In the late 1970s, several research groups were trying to determine the cause of the boundary between the geological layers corresponding to the Cretaceous and Tertiary periods. About 65 million years ago. At this boundary, called the K/T boundary (where "K" represents the German spelling of "Cretaceous" and "T" represents "Tertiary"), a sudden change in the fossils that are found in the rocks means that a substantial fraction of all living species on Earth died out. Included in this extinction event were the dinosaurs (the most famous of the extinctions), most land-dwelling animals, and a significant fraction of the marine invertebrate species. In fact, this sudden extinction event defines the boundary between the two geologic periods. In most places where the K/T boundary is seen in the geologic record (that is, where erosion has not destroyed it), it is marked by the presence of a layer of clay that can be up to several meters thick.

The scientists measured the abundance of what are called siderophile elements within the clay. Siderophile elements are of interest because they are not very abundant within Earth's crust-they tended to remain with the iron and nickel when iron and nickel concentrated into the planet's core early in Earth's history. However, they are abundant in meteorites, which. unlike Earth, never differentiated into a core, mantle, and crust. One of the siderophiles is the element iridium. Within the clay layer, the amount of iridium was found to be ten times that of adjacent layers of rock. This was such an enormous increase that the scientists postulated that a large influx of extraterrestrial material must have occurred at that time. In addition to the iridium and other siderophile elements, the scientists noted that the boundary-layer clay contained grains of the mineral quartz that had been shocked by high pressure and temperature into a denser form. The dense forms of quartz. called coesite and stishovite, occur almost exclusively as a result of the tremendous forces that result from the impact of an asteroid onto Earth's surface: they are found in abundance at Meteor Crater in Arizona in the United States, for example.

The iridium excess and the presence of shocked quartz suggested that an impact of a single, large asteroid onto the surface of Earth had occurred at the time of the K/T boundary. Based on the worldwide distribution of the clay layer, and on the abundance of iridium within it, it was suggested that the impact of a single, 10kilometer-sized object could have been responsible. A 10-kilometer object impacting onto the surface of Earth would produce a crater that was almost 100 kilometers across. Unfortunately, there was no known 100-kilometer crater that had formed 65 million years ago. The only known crater of that age was the Manson impact crater in lowa in the United States; this crater is only 10 kilometers across, however, and is much too small to account for the observed amount of iridium.

There were no guarantees that the search for a crater would be successful. The crater, if it existed, might have been obliterated by erosion; and there was about a 40 percent chance that it had formed on the ocean floor and subsequently had been submerged beneath the continents during the 65 million years since its formation. However, in a remarkable confirmation of the hypothesis, the crater was found, located just off the Yucatán peninsula in Mexico.
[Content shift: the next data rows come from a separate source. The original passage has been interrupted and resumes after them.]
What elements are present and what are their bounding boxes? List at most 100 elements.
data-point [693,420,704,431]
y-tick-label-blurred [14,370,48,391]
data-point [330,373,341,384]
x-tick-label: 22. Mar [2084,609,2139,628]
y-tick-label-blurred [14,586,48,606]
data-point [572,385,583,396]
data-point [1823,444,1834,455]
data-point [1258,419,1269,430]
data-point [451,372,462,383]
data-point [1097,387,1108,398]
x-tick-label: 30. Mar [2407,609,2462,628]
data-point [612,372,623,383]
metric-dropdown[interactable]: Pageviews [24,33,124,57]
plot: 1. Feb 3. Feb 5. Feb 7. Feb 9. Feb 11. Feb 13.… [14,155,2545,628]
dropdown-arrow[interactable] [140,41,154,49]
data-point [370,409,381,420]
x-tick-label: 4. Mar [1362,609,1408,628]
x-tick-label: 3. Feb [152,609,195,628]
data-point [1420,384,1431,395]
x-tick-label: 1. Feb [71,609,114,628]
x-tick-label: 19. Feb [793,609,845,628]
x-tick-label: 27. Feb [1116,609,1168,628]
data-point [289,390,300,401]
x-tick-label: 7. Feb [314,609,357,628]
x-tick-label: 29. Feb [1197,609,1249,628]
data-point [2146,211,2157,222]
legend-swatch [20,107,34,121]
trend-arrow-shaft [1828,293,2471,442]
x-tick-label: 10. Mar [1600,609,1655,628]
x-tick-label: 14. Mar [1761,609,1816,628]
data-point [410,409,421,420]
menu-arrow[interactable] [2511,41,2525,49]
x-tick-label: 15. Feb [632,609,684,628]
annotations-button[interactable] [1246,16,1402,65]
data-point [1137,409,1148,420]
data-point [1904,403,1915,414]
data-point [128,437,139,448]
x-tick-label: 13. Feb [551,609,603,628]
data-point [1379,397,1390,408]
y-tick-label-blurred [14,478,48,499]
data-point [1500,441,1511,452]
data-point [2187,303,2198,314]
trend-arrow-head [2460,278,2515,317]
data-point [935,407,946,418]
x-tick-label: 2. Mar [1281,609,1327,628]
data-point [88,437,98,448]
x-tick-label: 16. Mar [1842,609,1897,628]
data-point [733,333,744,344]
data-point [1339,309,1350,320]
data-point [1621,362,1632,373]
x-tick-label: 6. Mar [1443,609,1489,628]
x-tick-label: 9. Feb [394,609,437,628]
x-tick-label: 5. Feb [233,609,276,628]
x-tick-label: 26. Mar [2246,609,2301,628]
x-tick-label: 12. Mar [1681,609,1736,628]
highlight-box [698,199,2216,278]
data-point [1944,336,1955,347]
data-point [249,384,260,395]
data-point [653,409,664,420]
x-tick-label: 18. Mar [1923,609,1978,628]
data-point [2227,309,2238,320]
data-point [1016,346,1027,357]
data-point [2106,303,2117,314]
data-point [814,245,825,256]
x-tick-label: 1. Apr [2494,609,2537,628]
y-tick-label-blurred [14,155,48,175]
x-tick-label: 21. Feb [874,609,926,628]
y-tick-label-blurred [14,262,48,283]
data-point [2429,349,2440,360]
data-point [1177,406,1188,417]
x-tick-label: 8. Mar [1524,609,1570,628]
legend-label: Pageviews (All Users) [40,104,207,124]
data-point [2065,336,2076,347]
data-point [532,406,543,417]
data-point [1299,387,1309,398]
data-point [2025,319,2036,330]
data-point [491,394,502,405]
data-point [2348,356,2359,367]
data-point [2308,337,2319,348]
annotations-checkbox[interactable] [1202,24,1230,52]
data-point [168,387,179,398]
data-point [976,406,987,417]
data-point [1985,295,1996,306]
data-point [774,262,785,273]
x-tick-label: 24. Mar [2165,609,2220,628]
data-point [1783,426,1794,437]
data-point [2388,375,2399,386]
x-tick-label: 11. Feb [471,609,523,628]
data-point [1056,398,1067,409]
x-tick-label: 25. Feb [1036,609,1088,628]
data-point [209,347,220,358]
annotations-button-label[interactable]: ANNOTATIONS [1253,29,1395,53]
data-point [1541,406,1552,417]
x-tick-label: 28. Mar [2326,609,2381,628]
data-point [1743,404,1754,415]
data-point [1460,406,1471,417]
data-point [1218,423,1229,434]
Known as Chicxulub, it is about 200 kilometers in diameter and lies half on land and half on the ocean floor. Lying half on the ocean floor, and having been weathered substantially where it lies above the surface, it had not been identified prior to the search for the K/T impact crater There is a suggestion in the gravity and topography data that the crater might actually have been about 3,000 kilometers across. This large crater would have been formed by the impact of an asteroid 10 to 20 kilometers across.